What MAY happen is that the symptoms of flu mimic those of ebola early on. And lots of ebola positive people will show in the ER and their doctors offices thinking they just have the flu. And infect the doctors, who if not wearing PPE for every single patient, will be playing roulette. And leave fomites all over the waiting rooms and bathrooms for any subsequent patients to encounter.
They will also be coughing and sneezing and sweating a lot. And if infected concurrently with both of them will become REALLY EFFICIENT ebola spreaders.
p.s. Does not include ebola cases in the Congo.
I have no doubt of that. The treatment centers are full up and turning people away. People who are ebola positive but never recorded as such. People who then return to their families (via taxi!) and subsequently infect them.
Right about the recombination. And the problem with not being able to discern between Ebola and other diseases when symptoms begin to present is going to wreak havoc.
http://www.nytimes.com/2014/09/13/world/africa/ebola-who-africa.html?
“Ebola Outpaces Global Response, W.H.O. Says”
“A surge of 400 new cases in Liberia in the past week, double the number of new cases in the preceding week, was a particular cause for concern,”
Ya know, with the possibility of transmission of disease prior to a positive test, I’m not sure I would be comfortable in the middle of an outbreak if the MD’s didn’t change PPE after every patient. Would you want to be treated by a doc wearing a PPE they’d been wearing since that morning knowing it only took 1-10 virons to establish infection? And even one patient they’d treated prior to seeing you was infected and just waiting on a positive test for that.

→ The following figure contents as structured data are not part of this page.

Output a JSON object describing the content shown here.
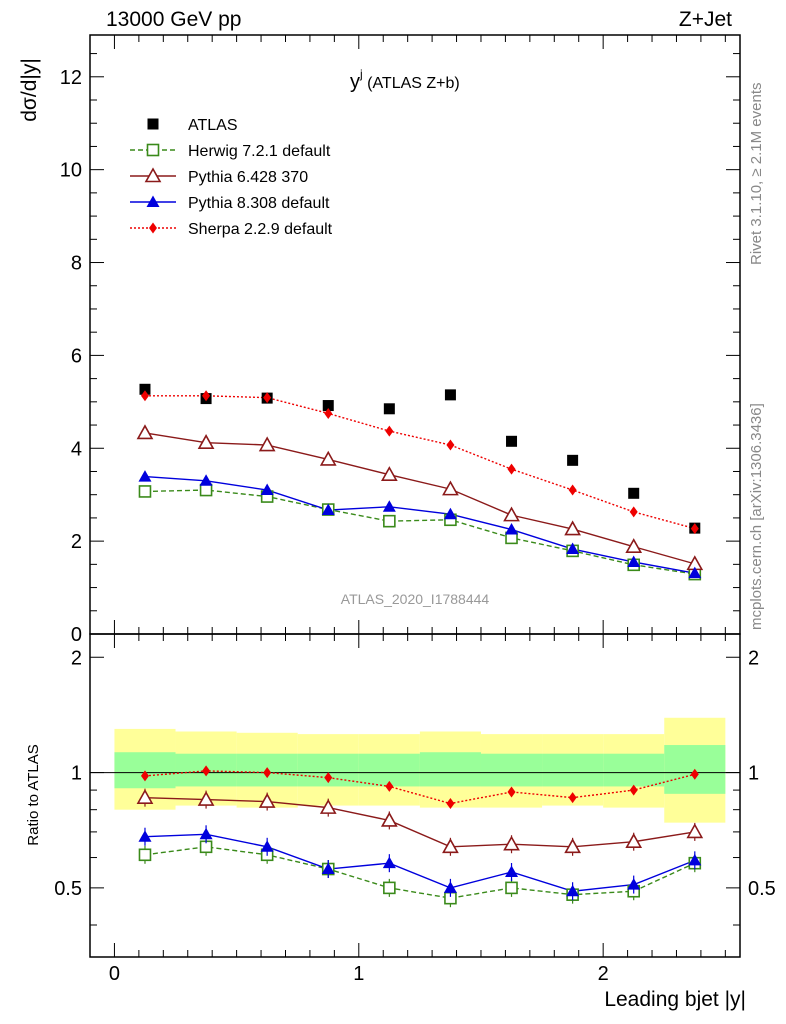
{
  "header": {
    "left": "13000 GeV pp",
    "right": "Z+Jet"
  },
  "side_text": {
    "rivet": "Rivet 3.1.10, ≥ 2.1M events",
    "mcplots": "mcplots.cern.ch [arXiv:1306.3436]"
  },
  "watermark": "ATLAS_2020_I1788444",
  "plot_title_main": "y",
  "plot_title_sup": "j",
  "plot_title_rest": " (ATLAS Z+b)",
  "chart_data": [
    {
      "type": "line",
      "title": "yʲ (ATLAS Z+b)",
      "xlabel": "Leading bjet |y|",
      "ylabel": "dσ/d|y|",
      "xlim": [
        -0.1,
        2.56
      ],
      "ylim": [
        0,
        12.9
      ],
      "yticks": [
        0,
        2,
        4,
        6,
        8,
        10,
        12
      ],
      "legend_position": "top-left",
      "x": [
        0.125,
        0.375,
        0.625,
        0.875,
        1.125,
        1.375,
        1.625,
        1.875,
        2.125,
        2.375
      ],
      "series": [
        {
          "name": "ATLAS",
          "color": "#000000",
          "marker": "square",
          "values": [
            5.27,
            5.07,
            5.08,
            4.92,
            4.85,
            5.15,
            4.15,
            3.74,
            3.03,
            2.28
          ]
        },
        {
          "name": "Herwig 7.2.1 default",
          "color": "#3a8a1a",
          "marker": "open-square",
          "values": [
            3.07,
            3.1,
            2.96,
            2.68,
            2.43,
            2.46,
            2.07,
            1.79,
            1.49,
            1.29
          ]
        },
        {
          "name": "Pythia 6.428 370",
          "color": "#8b1a1a",
          "marker": "open-triangle",
          "values": [
            4.33,
            4.12,
            4.07,
            3.76,
            3.43,
            3.12,
            2.56,
            2.26,
            1.88,
            1.51
          ]
        },
        {
          "name": "Pythia 8.308 default",
          "color": "#0000dd",
          "marker": "triangle",
          "values": [
            3.39,
            3.3,
            3.1,
            2.67,
            2.74,
            2.58,
            2.25,
            1.83,
            1.55,
            1.31
          ]
        },
        {
          "name": "Sherpa 2.2.9 default",
          "color": "#ee0000",
          "marker": "diamond",
          "values": [
            5.13,
            5.13,
            5.09,
            4.75,
            4.37,
            4.07,
            3.55,
            3.1,
            2.63,
            2.27
          ]
        }
      ]
    },
    {
      "type": "line",
      "xlabel": "Leading bjet |y|",
      "ylabel": "Ratio to ATLAS",
      "xlim": [
        -0.1,
        2.56
      ],
      "ylim": [
        0.33,
        2.3
      ],
      "yticks": [
        0.5,
        1,
        2
      ],
      "xticks": [
        0,
        1,
        2
      ],
      "bins": [
        [
          0.0,
          0.25
        ],
        [
          0.25,
          0.5
        ],
        [
          0.5,
          0.75
        ],
        [
          0.75,
          1.0
        ],
        [
          1.0,
          1.25
        ],
        [
          1.25,
          1.5
        ],
        [
          1.5,
          1.75
        ],
        [
          1.75,
          2.0
        ],
        [
          2.0,
          2.25
        ],
        [
          2.25,
          2.5
        ]
      ],
      "band_outer": [
        [
          0.8,
          1.3
        ],
        [
          0.82,
          1.28
        ],
        [
          0.81,
          1.27
        ],
        [
          0.82,
          1.26
        ],
        [
          0.82,
          1.26
        ],
        [
          0.81,
          1.28
        ],
        [
          0.81,
          1.26
        ],
        [
          0.82,
          1.26
        ],
        [
          0.81,
          1.26
        ],
        [
          0.74,
          1.39
        ]
      ],
      "band_inner": [
        [
          0.91,
          1.13
        ],
        [
          0.92,
          1.12
        ],
        [
          0.92,
          1.12
        ],
        [
          0.92,
          1.12
        ],
        [
          0.92,
          1.12
        ],
        [
          0.92,
          1.13
        ],
        [
          0.92,
          1.12
        ],
        [
          0.92,
          1.12
        ],
        [
          0.92,
          1.12
        ],
        [
          0.88,
          1.18
        ]
      ],
      "x": [
        0.125,
        0.375,
        0.625,
        0.875,
        1.125,
        1.375,
        1.625,
        1.875,
        2.125,
        2.375
      ],
      "series": [
        {
          "name": "Herwig 7.2.1 default",
          "color": "#3a8a1a",
          "marker": "open-square",
          "values": [
            0.61,
            0.64,
            0.61,
            0.56,
            0.5,
            0.47,
            0.5,
            0.48,
            0.49,
            0.58
          ]
        },
        {
          "name": "Pythia 6.428 370",
          "color": "#8b1a1a",
          "marker": "open-triangle",
          "values": [
            0.86,
            0.85,
            0.84,
            0.81,
            0.75,
            0.64,
            0.65,
            0.64,
            0.66,
            0.7
          ]
        },
        {
          "name": "Pythia 8.308 default",
          "color": "#0000dd",
          "marker": "triangle",
          "values": [
            0.68,
            0.69,
            0.64,
            0.56,
            0.58,
            0.5,
            0.55,
            0.49,
            0.51,
            0.59
          ]
        },
        {
          "name": "Sherpa 2.2.9 default",
          "color": "#ee0000",
          "marker": "diamond",
          "values": [
            0.98,
            1.01,
            1.0,
            0.97,
            0.92,
            0.83,
            0.89,
            0.86,
            0.9,
            0.99
          ]
        }
      ]
    }
  ]
}
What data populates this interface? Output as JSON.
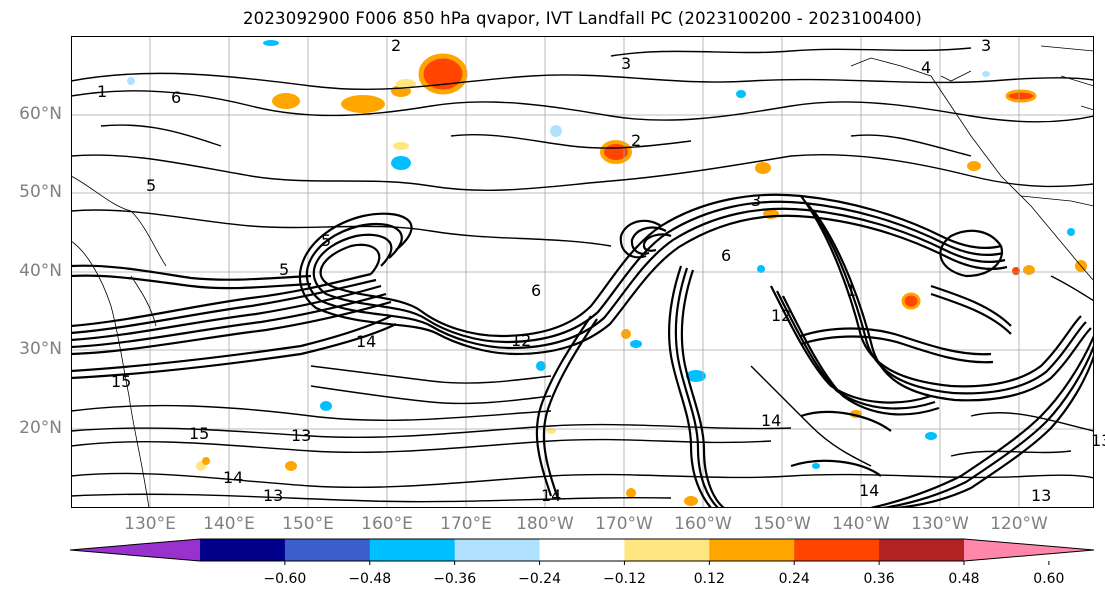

How would the MD differentiate between that and just ordinary flu? They couldn’t. So they’d have to change PPE after every symptomatic patient. For any patient running any fever, with any other symptoms like runny nose, vomiting, coughing. Anything other than normal temp with no symptoms of anything at all.
And even then, if they were an OB/gyn or urologist you could never be certain that the asymptomatic patient hadn’t had a mild case and was still infectious through semen or vaginal fluids so you’d have to do that for every single patient.